Jacobs had 12 carries for 44 yards in the season opener but saw just four carries against the Colts for 8 yards as the Giants were forced to pass for much of the second half.
"His role has been defined," said Coughlin, who sat down with Jacobs at the end of the preseason when the running back expressed dissatisfaction with his role to ESPNNewYork.com. "That was how many weeks ago. We did talk about that. I am not sure why this keeps coming up."
Eli Manning had lunch with Jacobs on Monday and said that the two did not discuss anything about a trade or his role. The team's offensive captain said Jacobs is not a distraction for the team.
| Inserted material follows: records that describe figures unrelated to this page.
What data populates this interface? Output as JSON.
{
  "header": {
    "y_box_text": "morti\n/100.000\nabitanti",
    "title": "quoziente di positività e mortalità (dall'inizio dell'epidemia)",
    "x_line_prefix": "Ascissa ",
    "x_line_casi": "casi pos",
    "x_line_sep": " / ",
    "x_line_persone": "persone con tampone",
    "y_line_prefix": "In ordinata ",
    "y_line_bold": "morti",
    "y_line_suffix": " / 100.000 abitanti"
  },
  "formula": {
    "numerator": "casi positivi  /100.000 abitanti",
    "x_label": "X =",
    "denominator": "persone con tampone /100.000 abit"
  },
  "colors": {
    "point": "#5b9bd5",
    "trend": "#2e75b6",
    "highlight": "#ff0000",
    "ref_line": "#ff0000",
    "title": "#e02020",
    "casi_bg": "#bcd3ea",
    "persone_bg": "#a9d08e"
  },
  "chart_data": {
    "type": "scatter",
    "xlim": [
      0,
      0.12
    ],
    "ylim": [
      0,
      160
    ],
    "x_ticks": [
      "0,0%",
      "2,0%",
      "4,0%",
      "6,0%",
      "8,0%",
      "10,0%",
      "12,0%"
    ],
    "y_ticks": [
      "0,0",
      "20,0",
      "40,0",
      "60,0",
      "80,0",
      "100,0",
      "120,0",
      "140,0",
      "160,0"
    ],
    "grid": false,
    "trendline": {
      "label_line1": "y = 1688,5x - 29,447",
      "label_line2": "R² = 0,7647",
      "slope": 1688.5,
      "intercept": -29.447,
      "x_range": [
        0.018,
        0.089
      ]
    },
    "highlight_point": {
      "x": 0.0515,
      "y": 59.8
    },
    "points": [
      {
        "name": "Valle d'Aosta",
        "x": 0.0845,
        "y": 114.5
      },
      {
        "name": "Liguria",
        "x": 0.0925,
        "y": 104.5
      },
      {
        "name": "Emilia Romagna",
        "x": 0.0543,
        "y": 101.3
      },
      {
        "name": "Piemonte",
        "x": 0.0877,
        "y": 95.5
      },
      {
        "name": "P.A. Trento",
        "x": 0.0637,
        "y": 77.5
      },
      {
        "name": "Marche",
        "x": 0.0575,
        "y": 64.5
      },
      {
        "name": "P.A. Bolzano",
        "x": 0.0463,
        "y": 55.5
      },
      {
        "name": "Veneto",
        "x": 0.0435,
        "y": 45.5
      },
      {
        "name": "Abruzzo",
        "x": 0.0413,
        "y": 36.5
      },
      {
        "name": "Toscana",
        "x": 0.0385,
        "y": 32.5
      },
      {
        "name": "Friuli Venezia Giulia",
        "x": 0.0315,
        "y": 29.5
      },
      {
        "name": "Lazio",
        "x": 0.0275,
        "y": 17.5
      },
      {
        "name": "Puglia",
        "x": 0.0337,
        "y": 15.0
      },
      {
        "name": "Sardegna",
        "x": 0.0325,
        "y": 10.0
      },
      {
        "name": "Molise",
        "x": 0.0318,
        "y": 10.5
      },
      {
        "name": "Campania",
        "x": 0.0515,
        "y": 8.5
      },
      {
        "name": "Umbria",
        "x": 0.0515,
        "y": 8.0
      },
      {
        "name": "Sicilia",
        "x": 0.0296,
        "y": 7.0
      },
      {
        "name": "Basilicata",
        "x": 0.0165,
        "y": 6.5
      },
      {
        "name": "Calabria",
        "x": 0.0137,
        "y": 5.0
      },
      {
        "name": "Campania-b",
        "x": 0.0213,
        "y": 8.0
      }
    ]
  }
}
"We know Brandon," Manning said. "He kind of wears his mouth on his sleeve a little bit. He is very emotional and is going to say some things. He wants to win. He wants to help this team and that is just the way he is. You got to love him for it."
Manning said Jacobs needs to learn how to handle things a bit better and not let emotions get the best of him.
"Being in New York sometimes you got to learn how to lose a little bit better," Manning said. "It is never a good thing. You don't want to accept losing but you know after a loss everything is going to be multiplied and you are going to ask a lot of questions and it can be hard at times."
Jacobs has snapped twice at reporters and has used profanity when the line of questioning turned to his role or carries or having to put aside ego in a two-back situation. He got into a heated discussion with a reporter after being asked if he was benched because of the helmet toss on Sunday night. Jacobs later apologized to the reporter but on Monday he angrily said he would not be talking.
Coughlin sounded tired of discussing Jacobs and how it appears the running back is not only frustrated but in the dark about what his status is on the team.
"There is a way to go about that," Coughlin said. "Go out on the field and prove it. Talking about it and constantly bringing this up is not the answer. That is not it. That is not what this is about.
"Go on the field and make it happen."
Coughlin wasn't happy with one run Jacobs had where he ran to his left instead of forward and was tackled for no gain. The coach did say he will need both running backs this season but made it clear Bradshaw is his starter.
"We felt Bradshaw earned that right and it has not changed," Coughlin said. "Both guys are important and both have a role to play and we will need both players all the way through the year."
Ohm Youngmisuk covers the Giants for ESPNNewYork.com.